The Commercial Appeal

Zagorski died with a peace denied to his victims’ families

-

Edmund Zagorski’s life ended with a smile.

Just before he was executed Thursday night, he locked eyes with his attorney Kelley Henry and flashed a grin. She returned the expression.

He told her he wanted his last vision to be of her smiling. “I did my best,” Henry said afterward. Zagorski, 63, urged those closest to him to keep a light mood. His last words summed up his attitude: “Let’s rock.”

The people who knew Zagorski best said he walked to the execution chamber in peace, a man ready to meet his fate 34 years after he was convicted of killing two men in Robertson County.

But Zagorski’s smile only revived grief for family members of his victims, John Dale Dotson and Jimmy Porter.

Their conflictin­g emotions converged in the quiet aftermath, when Zagorski was declared dead at 7:26 p.m.

‘He was ready to go’

The Rev. Joe Ingle said his final goodbye to Zagorski more than two hours earlier, at 5 p.m.

“I said, ‘I love you. You’re my friend.’ He said, ‘I love you. You’re my friend,” Ingle said.
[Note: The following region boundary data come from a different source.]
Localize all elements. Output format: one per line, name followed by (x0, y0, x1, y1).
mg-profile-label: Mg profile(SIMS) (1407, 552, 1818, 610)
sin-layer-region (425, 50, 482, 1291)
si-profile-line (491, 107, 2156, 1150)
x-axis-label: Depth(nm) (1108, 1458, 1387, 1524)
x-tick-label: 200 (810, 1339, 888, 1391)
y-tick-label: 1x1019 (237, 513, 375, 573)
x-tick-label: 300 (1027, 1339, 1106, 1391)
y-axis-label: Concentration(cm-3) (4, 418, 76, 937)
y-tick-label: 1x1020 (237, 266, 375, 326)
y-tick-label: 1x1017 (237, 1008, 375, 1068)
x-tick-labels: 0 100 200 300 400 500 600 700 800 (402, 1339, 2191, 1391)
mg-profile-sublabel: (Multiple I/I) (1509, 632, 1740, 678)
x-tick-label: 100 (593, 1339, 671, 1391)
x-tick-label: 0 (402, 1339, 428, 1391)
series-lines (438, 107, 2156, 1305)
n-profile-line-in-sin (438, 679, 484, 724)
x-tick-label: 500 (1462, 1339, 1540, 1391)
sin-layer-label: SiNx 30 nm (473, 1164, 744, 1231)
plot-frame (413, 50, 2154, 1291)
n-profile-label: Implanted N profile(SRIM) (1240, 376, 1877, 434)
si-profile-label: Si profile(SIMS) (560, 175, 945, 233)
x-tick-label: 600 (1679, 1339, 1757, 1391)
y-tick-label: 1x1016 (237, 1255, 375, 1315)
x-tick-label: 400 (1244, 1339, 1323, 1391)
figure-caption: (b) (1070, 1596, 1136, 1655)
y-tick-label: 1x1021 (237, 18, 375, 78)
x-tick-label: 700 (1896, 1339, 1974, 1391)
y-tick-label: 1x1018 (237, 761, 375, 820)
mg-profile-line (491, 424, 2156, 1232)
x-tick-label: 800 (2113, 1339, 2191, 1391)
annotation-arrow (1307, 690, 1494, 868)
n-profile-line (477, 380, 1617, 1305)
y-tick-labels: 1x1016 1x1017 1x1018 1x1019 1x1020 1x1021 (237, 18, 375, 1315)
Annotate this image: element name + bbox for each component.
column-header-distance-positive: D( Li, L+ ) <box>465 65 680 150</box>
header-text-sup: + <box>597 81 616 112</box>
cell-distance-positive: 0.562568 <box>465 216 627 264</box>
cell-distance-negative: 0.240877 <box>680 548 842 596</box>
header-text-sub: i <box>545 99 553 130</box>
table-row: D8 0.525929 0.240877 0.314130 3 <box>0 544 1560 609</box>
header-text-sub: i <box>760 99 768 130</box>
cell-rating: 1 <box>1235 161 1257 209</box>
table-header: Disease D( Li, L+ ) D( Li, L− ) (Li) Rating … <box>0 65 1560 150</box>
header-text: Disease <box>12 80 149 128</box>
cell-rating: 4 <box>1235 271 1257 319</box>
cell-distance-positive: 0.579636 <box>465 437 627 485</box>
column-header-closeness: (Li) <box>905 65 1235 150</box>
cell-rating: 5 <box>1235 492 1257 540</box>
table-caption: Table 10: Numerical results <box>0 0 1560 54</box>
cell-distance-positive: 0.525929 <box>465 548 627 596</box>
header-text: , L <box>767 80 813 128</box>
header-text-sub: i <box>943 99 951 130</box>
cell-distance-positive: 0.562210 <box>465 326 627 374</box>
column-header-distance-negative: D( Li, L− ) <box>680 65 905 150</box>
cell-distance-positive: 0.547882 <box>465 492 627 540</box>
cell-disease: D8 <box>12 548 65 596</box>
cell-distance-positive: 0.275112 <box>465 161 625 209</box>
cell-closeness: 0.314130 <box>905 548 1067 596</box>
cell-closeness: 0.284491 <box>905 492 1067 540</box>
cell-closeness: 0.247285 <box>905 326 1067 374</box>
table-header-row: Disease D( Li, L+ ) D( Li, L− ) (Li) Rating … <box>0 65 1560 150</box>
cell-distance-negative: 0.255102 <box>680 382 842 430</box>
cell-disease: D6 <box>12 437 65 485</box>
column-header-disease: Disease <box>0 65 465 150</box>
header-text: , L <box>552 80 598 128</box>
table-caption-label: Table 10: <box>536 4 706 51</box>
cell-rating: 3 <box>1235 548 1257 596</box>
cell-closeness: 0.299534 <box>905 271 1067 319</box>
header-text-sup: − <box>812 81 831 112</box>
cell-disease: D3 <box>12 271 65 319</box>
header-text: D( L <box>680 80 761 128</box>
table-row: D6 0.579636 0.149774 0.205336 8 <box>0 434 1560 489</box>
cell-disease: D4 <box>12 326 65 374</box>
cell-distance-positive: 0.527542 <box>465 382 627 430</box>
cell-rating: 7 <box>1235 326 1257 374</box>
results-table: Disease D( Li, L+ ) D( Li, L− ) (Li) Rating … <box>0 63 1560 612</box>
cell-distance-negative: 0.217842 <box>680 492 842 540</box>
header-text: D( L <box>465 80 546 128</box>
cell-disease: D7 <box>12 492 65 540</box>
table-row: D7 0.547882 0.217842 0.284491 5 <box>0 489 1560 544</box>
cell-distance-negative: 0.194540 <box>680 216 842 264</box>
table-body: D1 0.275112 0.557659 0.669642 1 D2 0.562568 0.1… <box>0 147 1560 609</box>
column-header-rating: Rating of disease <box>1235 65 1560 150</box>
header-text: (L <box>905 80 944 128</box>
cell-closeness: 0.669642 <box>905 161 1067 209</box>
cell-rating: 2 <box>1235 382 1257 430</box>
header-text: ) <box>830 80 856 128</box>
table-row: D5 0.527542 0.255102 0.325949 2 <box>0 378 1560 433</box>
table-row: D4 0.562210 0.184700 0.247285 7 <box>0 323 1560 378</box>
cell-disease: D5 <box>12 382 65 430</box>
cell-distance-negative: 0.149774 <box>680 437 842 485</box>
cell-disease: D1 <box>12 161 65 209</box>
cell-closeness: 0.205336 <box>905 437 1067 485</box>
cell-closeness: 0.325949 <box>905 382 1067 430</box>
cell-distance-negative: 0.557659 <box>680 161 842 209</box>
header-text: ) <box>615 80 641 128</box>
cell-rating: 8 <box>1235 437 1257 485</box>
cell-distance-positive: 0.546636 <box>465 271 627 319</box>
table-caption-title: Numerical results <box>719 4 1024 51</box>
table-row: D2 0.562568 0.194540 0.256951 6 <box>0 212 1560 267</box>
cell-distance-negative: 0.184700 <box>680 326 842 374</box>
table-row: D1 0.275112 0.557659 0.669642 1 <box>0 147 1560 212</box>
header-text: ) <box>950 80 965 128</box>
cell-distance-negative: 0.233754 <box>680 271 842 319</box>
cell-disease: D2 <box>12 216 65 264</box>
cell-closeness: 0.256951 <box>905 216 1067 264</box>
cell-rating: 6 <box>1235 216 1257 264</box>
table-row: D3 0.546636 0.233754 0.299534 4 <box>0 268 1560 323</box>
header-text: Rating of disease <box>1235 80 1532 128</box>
The United Church of Christ minister leads the death row visitor program at Riverbend Maximum Security Institutio­n and had known Zagorski for the 34 years he was in prison. Zagorski never signed up to have visitors, but he built a relationsh­ip with Ingle anyway. He asked Ingle to be his spiritual adviser for the last three days of his life.

Ingle described Zagorski as very positive in his final hours.

“He was very strong,” Ingle said. “As he said to me yesterday, ‘I’ll probably drag the guards to the electric chair,’ because he was ready to go.”

As the state strapped Zagorski into the chair, and then 1,750 volts of electricit­y killed him, Ingle stood outside the prison keeping vigil. Dozens of death row visitors, clergy and capital punishment opponents joined him.

After hearing Zagorski had been declared dead, Ingle greeted the moment with grief but acceptance.

Zagorski didn’t want to grow old in prison, Ingle said. And he was eager to avoid the fate of Billy Ray Irick, another Tennessee death row inmate who was executed by lethal injection in August. Henry, Zagorski’s attorney, argued in court that Irick was tortured to death for nearly 20 minutes.

“That’s why he (Zagorski) chose the electric chair. He was very clear about that. He did not want lethal injection after what happened to Billy Irick and he wanted to be electrocut­ed,” Ingle said.

“As barbaric as this moment is, it’s also I know a moment that Ed Zagorski anticipate­d and really desired,” Ingle said. “He was at a point in his life where he felt grateful for his life, grateful for people who had worked for him and supported him, but also felt like it was time for his life to transition to something else.”

‘He got just what he deserved’

The days before the execution were anything but calm for the families of Dotson and Porter. They have spent decades hearing the gruesome details of their loved ones’ deaths each time the Zagorski case returned to the headlines.

For them, the last month has been excruciati­ng.

Kim Dotson Rochelle was two weeks away from her 13th birthday when she buried her father, and every day since, she’s looked at her own reflection in the mirror and been reminded of the man she lost. For years, she thought about getting a nose job until one day she looked closer and realized she had her father’s nose.

“I can’t because it’s a part of him,” she said.

Today, Rochelle’s children are 30 and 15 years old. They’ve had to be content with stories about the grandfathe­r they never met, she said.

“He’s a stranger to them,” Rochelle said of John Dale Dotson. “It tears me up. My dad, through whatever he did in life, he always took care of us kids. We always knew we were loved.”

Like most of her family, Rochelle waited for years to hear something, anything from her father’s killer.

There was never any apology, never any reason why he killed the two men, she said.

John Dale Dotson’s widow Marsha and his nephew Richard Hicks also said they’d never heard from the inmate during his 34 years of incarcerat­ion.

Her last vision of Zagorski’s smiling face reinforced her pain and anger, and deprived her of the apology for which she waited 34 years.